The second priority of investment was building and construction because of the need for more basic infrastructure for the country's development, she said.

"We have only one steel factory and one major cement plant, which is still under construction," she said.

The official said there was massive demand for the third investment priority, consumer products.

Myanmar had maintained economic growth at an average of six percent for five years, she said, forecasting increased growth by the end of this year on completion of key infrastructure projects.

According to Myanmarese government statistics, there have been 226 projects with 5.2 billion dollars of foreign capital invested in Myanmar up to November this year since 1988 when Myanmar opened its doors to foreign investors.

Pairote Sompouti, assistant secretary-general of Thailand's Board of Investment said the liberalization of trade in Myanmar had attracted foreign investors.
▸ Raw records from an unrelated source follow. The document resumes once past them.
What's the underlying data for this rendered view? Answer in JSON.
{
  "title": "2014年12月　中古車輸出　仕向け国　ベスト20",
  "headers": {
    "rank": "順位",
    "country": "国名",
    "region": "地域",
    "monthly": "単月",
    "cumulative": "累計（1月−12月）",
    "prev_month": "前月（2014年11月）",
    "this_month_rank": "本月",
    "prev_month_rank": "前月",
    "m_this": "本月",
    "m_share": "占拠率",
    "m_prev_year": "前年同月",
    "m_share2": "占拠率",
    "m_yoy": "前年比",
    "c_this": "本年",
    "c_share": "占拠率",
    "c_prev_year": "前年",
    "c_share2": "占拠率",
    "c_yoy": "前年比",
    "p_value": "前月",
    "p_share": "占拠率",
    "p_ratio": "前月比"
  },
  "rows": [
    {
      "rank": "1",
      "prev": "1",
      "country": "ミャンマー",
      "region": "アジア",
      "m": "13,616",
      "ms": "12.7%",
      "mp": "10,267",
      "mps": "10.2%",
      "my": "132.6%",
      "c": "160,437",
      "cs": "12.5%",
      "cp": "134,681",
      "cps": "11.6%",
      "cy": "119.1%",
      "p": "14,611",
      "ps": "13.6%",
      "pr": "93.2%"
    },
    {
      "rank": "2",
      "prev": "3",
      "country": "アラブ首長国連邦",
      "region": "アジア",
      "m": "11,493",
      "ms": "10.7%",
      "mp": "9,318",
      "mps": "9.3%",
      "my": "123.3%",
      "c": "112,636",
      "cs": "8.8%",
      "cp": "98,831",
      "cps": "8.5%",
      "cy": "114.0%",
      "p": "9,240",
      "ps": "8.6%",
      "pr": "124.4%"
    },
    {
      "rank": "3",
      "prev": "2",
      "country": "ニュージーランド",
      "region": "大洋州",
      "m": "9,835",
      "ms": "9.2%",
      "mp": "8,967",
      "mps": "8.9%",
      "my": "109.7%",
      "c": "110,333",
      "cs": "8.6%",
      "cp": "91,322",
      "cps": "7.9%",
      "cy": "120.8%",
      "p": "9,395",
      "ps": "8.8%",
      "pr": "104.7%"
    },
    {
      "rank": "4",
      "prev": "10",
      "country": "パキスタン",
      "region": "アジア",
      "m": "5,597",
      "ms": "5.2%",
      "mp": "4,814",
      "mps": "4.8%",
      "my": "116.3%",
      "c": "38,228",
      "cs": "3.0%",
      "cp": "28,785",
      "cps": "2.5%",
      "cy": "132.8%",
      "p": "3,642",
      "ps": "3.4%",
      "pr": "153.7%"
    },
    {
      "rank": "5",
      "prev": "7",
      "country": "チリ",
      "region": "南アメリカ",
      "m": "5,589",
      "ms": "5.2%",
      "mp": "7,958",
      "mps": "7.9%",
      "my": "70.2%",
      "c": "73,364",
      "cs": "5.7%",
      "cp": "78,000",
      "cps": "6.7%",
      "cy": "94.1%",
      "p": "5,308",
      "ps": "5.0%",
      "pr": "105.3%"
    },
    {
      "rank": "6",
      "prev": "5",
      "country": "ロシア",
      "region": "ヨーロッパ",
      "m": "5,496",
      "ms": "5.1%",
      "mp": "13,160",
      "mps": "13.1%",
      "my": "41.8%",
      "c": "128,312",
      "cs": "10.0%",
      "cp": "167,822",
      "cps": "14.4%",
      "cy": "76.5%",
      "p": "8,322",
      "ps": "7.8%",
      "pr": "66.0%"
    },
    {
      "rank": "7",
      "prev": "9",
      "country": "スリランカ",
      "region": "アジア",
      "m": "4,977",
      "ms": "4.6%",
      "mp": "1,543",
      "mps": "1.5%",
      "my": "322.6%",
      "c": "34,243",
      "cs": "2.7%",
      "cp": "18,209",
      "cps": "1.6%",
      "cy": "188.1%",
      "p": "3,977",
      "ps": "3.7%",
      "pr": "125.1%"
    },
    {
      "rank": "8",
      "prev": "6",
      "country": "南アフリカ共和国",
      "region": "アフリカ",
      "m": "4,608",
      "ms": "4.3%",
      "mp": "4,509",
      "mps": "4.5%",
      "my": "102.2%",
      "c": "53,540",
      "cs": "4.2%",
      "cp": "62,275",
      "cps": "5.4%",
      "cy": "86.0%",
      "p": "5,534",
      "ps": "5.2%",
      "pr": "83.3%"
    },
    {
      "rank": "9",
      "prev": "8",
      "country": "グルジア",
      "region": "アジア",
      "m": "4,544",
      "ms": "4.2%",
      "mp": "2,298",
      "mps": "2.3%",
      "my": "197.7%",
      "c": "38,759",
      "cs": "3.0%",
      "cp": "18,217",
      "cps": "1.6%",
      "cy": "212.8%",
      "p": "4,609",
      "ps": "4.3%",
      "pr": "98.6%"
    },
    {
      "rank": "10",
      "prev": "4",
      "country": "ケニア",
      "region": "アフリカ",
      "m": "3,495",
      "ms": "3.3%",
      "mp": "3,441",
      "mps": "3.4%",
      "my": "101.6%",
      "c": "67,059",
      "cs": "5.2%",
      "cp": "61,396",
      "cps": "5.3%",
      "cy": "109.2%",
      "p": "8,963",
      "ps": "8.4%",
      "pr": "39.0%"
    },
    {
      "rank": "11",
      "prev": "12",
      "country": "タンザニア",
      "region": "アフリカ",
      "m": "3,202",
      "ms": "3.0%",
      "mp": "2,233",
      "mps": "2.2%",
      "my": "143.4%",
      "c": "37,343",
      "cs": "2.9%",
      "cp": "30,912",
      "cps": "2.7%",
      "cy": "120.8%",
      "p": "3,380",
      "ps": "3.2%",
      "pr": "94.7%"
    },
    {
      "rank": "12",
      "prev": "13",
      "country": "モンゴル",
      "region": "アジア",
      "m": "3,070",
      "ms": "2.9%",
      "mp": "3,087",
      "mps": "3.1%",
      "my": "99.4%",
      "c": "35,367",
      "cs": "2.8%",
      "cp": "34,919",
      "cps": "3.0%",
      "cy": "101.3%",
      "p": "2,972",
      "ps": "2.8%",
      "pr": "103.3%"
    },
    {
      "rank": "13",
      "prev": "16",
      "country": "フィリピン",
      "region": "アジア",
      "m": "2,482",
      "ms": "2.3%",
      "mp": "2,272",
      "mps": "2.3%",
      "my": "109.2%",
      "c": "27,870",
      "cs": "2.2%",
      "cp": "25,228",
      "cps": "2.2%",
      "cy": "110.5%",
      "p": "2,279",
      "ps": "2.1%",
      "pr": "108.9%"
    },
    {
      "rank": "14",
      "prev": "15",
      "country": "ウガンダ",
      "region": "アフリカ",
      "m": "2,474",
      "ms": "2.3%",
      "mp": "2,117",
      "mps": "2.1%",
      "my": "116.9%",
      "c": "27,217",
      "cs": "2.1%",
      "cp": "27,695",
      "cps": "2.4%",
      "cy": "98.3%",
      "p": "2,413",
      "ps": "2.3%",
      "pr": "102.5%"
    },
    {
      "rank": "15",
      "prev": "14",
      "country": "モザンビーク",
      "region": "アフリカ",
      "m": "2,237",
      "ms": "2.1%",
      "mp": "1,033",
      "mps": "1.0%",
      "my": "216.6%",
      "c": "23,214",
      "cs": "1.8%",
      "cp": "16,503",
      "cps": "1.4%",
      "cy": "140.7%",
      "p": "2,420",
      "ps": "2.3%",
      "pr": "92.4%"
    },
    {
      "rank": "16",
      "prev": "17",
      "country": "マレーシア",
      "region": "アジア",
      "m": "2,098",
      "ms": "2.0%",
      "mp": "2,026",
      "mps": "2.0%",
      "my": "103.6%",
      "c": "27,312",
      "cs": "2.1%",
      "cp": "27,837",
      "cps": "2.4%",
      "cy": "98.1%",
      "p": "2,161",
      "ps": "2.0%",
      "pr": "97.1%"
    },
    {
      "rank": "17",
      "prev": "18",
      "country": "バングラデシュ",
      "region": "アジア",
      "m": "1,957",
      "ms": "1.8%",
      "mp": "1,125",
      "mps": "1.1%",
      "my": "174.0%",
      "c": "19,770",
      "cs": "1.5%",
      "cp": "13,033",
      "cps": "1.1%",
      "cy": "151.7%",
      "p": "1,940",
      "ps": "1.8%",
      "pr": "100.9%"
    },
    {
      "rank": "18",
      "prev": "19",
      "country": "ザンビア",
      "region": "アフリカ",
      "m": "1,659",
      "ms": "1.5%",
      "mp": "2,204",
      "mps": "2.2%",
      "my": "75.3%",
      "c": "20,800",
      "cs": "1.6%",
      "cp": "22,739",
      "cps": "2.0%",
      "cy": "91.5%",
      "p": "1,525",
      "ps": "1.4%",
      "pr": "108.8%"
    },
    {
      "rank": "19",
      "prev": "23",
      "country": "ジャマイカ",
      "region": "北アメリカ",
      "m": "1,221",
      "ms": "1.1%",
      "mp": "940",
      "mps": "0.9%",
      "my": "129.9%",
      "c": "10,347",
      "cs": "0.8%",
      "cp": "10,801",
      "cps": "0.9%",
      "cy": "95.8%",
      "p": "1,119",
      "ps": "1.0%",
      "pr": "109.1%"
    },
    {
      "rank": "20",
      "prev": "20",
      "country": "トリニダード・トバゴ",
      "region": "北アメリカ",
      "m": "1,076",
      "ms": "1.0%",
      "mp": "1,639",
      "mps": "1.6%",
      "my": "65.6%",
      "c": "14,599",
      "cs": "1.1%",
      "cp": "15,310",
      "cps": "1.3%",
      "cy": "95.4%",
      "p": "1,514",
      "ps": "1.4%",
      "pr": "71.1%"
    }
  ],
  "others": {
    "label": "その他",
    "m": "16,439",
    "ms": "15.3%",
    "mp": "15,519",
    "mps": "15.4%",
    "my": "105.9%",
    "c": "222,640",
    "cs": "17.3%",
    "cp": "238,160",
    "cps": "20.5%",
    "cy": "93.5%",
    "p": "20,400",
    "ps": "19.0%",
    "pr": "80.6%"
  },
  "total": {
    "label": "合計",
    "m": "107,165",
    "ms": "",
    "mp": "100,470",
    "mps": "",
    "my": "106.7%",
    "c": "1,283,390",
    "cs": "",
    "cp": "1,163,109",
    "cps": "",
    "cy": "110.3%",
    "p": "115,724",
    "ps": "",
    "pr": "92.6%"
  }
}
"Myanmar is one of the best countries in the region for investing because of the low wages, plentiful natural resources and huge domestic market," he said. Many investors were concerned about the Myanmarese government -- which came to power in 1988 after a bloody crackdown against pro- democracy demonstrators, he said.

But Pairote said he believed the Myanmarese government was stable and the situation should not detract investors.

Myanmar's opposition leader Aung San Suu Kyi has called for economic sanctions to prevent investment which she says only benefits the ruling military and its associates.